Common acute side effects of ABVD include fatigue, nausea (usually well controlled with medication), mild anorexia, reduced blood counts, and hair loss. Rare but serious late side effects after treatment include adriamycin heart damage, bleomycin lung damage, and vinblastine nerve damage. Chemotherapy puts patients at slightly increased risk of developing future cancers, most commonly leukemia or NHL.

Since low doses and fairly small treatment areas are currently used for IFRT, the side effects are much less than decades ago when doses were higher and treatment areas were larger. Common acute side effects of IFRT include mild fatigue, possible partial alopecia (hair loss), and sore throat or difficulty swallowing, depending on the area treated. There is a risk of pneumonitis (lung inflammation) characterized by low-grade fever, dry cough, and shortness of breath on exertion, which classically occurs 1 to 3 months after RT. 5-10% of patients who develop lung inflammation usually have a resolution of their symptoms within 3-4 weeks of starting steroids.

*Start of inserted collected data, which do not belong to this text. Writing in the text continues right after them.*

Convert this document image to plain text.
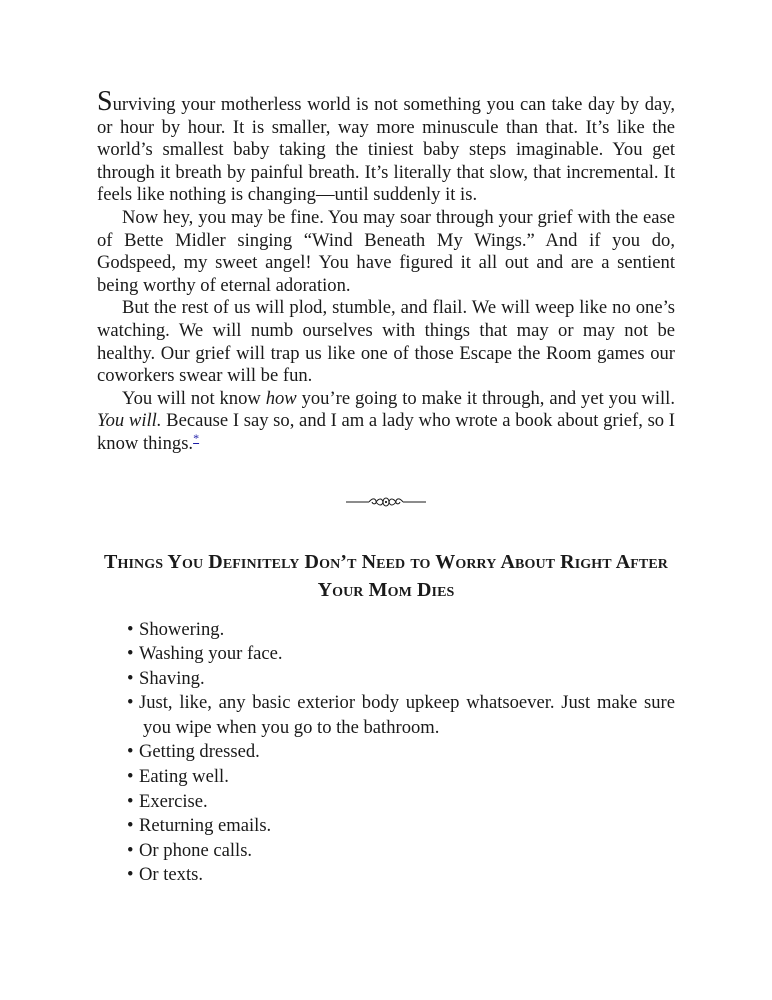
Surviving your motherless world is not something you can take day by day, or hour by hour. It is smaller, way more minuscule than that. It’s like the world’s smallest baby taking the tiniest baby steps imaginable. You get through it breath by painful breath. It’s literally that slow, that incremental. It feels like nothing is changing—until suddenly it is.

Now hey, you may be fine. You may soar through your grief with the ease of Bette Midler singing “Wind Beneath My Wings.” And if you do, Godspeed, my sweet angel! You have figured it all out and are a sentient being worthy of eternal adoration.

But the rest of us will plod, stumble, and flail. We will weep like no one’s watching. We will numb ourselves with things that may or may not be healthy. Our grief will trap us like one of those Escape the Room games our coworkers swear will be fun.

You will not know how you’re going to make it through, and yet you will. You will. Because I say so, and I am a lady who wrote a book about grief, so I know things.*

Things You Definitely Don’t Need to Worry About Right After Your Mom Dies
• Showering.
• Washing your face.
• Shaving.
• Just, like, any basic exterior body upkeep whatsoever. Just make sure you wipe when you go to the bathroom.
• Getting dressed.
• Eating well.
• Exercise.
• Returning emails.
• Or phone calls.
• Or texts.
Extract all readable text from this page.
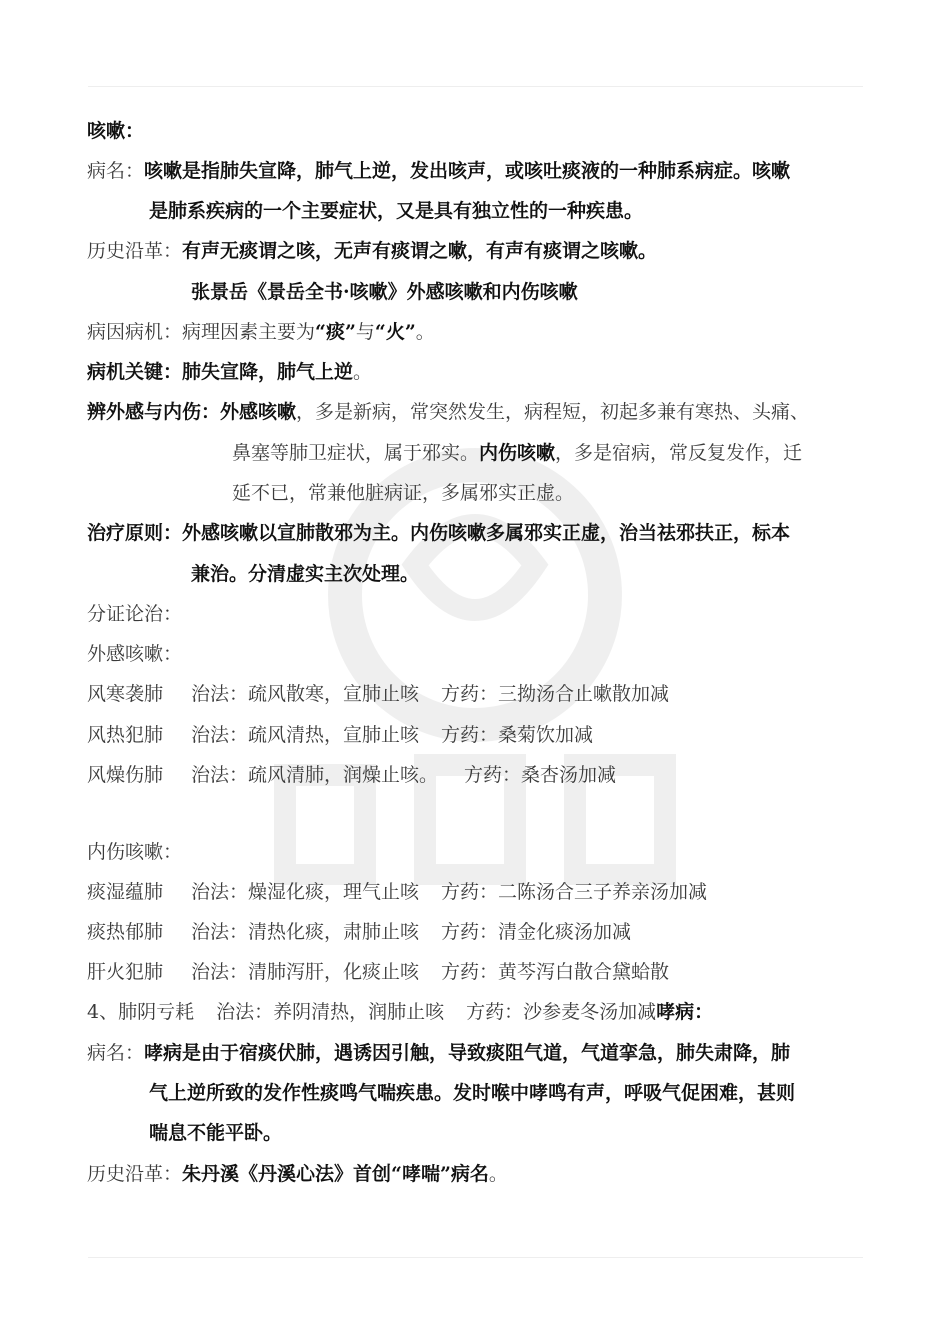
咳嗽：
病名：咳嗽是指肺失宣降，肺气上逆，发出咳声，或咳吐痰液的一种肺系病症。咳嗽
是肺系疾病的一个主要症状，又是具有独立性的一种疾患。
历史沿革：有声无痰谓之咳，无声有痰谓之嗽，有声有痰谓之咳嗽。
张景岳《景岳全书·咳嗽》外感咳嗽和内伤咳嗽
病因病机：病理因素主要为“痰”与“火”。
病机关键：肺失宣降，肺气上逆。
辨外感与内伤：外感咳嗽，多是新病，常突然发生，病程短，初起多兼有寒热、头痛、
鼻塞等肺卫症状，属于邪实。内伤咳嗽，多是宿病，常反复发作，迁
延不已，常兼他脏病证，多属邪实正虚。
治疗原则：外感咳嗽以宣肺散邪为主。内伤咳嗽多属邪实正虚，治当祛邪扶正，标本
兼治。分清虚实主次处理。
分证论治：
外感咳嗽：
风寒袭肺 治法：疏风散寒，宣肺止咳 方药：三拗汤合止嗽散加减
风热犯肺 治法：疏风清热，宣肺止咳 方药：桑菊饮加减
风燥伤肺 治法：疏风清肺，润燥止咳。 方药：桑杏汤加减
内伤咳嗽：
痰湿蕴肺 治法：燥湿化痰，理气止咳 方药：二陈汤合三子养亲汤加减
痰热郁肺 治法：清热化痰，肃肺止咳 方药：清金化痰汤加减
肝火犯肺 治法：清肺泻肝，化痰止咳 方药：黄芩泻白散合黛蛤散
4、肺阴亏耗 治法：养阴清热，润肺止咳 方药：沙参麦冬汤加减哮病：
病名：哮病是由于宿痰伏肺，遇诱因引触，导致痰阻气道，气道挛急，肺失肃降，肺
气上逆所致的发作性痰鸣气喘疾患。发时喉中哮鸣有声，呼吸气促困难，甚则
喘息不能平卧。
历史沿革：朱丹溪《丹溪心法》首创“哮喘”病名。
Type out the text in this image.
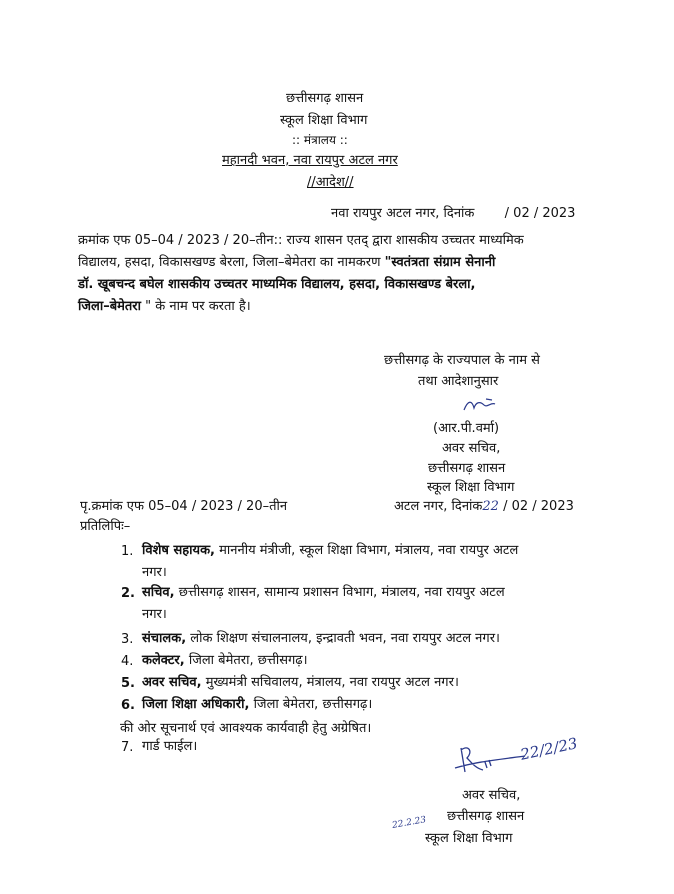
छत्तीसगढ़ शासन
स्कूल शिक्षा विभाग
:: मंत्रालय ::
महानदी भवन, नवा रायपुर अटल नगर
//आदेश//
नवा रायपुर अटल नगर, दिनांक / 02 / 2023
क्रमांक एफ 05–04 / 2023 / 20–तीन:: राज्य शासन एतद् द्वारा शासकीय उच्चतर माध्यमिक
विद्यालय, हसदा, विकासखण्ड बेरला, जिला–बेमेतरा का नामकरण "स्वतंत्रता संग्राम सेनानी
डॉ. खूबचन्द बघेल शासकीय उच्चतर माध्यमिक विद्यालय, हसदा, विकासखण्ड बेरला,
जिला–बेमेतरा " के नाम पर करता है।
छत्तीसगढ़ के राज्यपाल के नाम से
तथा आदेशानुसार
(आर.पी.वर्मा)
अवर सचिव,
छत्तीसगढ़ शासन
स्कूल शिक्षा विभाग
पृ.क्रमांक एफ 05–04 / 2023 / 20–तीन	अटल नगर, दिनांक22 / 02 / 2023
प्रतिलिपिः–
1. विशेष सहायक, माननीय मंत्रीजी, स्कूल शिक्षा विभाग, मंत्रालय, नवा रायपुर अटल
नगर।
2. सचिव, छत्तीसगढ़ शासन, सामान्य प्रशासन विभाग, मंत्रालय, नवा रायपुर अटल
नगर।
3. संचालक, लोक शिक्षण संचालनालय, इन्द्रावती भवन, नवा रायपुर अटल नगर।
4. कलेक्टर, जिला बेमेतरा, छत्तीसगढ़।
5. अवर सचिव, मुख्यमंत्री सचिवालय, मंत्रालय, नवा रायपुर अटल नगर।
6. जिला शिक्षा अधिकारी, जिला बेमेतरा, छत्तीसगढ़।
की ओर सूचनार्थ एवं आवश्यक कार्यवाही हेतु अग्रेषित।
7. गार्ड फाईल।	22/2/23
अवर सचिव,
छत्तीसगढ़ शासन
22.2.23
स्कूल शिक्षा विभाग
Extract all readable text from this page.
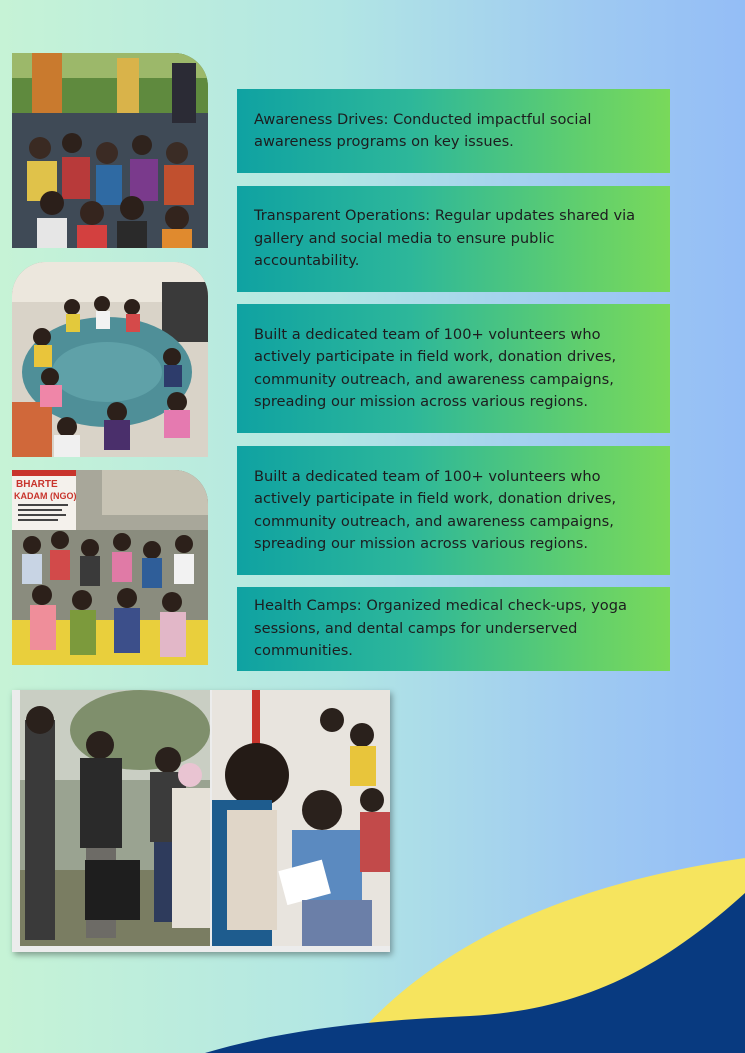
BHARTE
KADAM (NGO)

Awareness Drives: Conducted impactful social awareness programs on key issues.

Transparent Operations: Regular updates shared via gallery and social media to ensure public accountability.

Built a dedicated team of 100+ volunteers who actively participate in field work, donation drives, community outreach, and awareness campaigns, spreading our mission across various regions.

Built a dedicated team of 100+ volunteers who actively participate in field work, donation drives, community outreach, and awareness campaigns, spreading our mission across various regions.

Health Camps: Organized medical check-ups, yoga sessions, and dental camps for underserved communities.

In the long term, despite the low doses and small RT fields, there is still a small risk of developing radiation-induced cancer years after treatment. Patients should be encouraged to stop smoking prior to RT. Adolescents and young women who require chest RT should start an annual mammogram (and usually a breast MRI) within 7 to 10 years of treatment or age 40, whichever comes first.

Late-stage HL is most commonly treated with systemic chemotherapy alone, again ABVD efficiently in the US Cure rates are around 70%. Patients may receive 6 to 8 cycles of ABVD, and restaging PET/CT is performed after 4 to 6 cycles to assess response. The role of consolidation IFRT for these patients is controversial.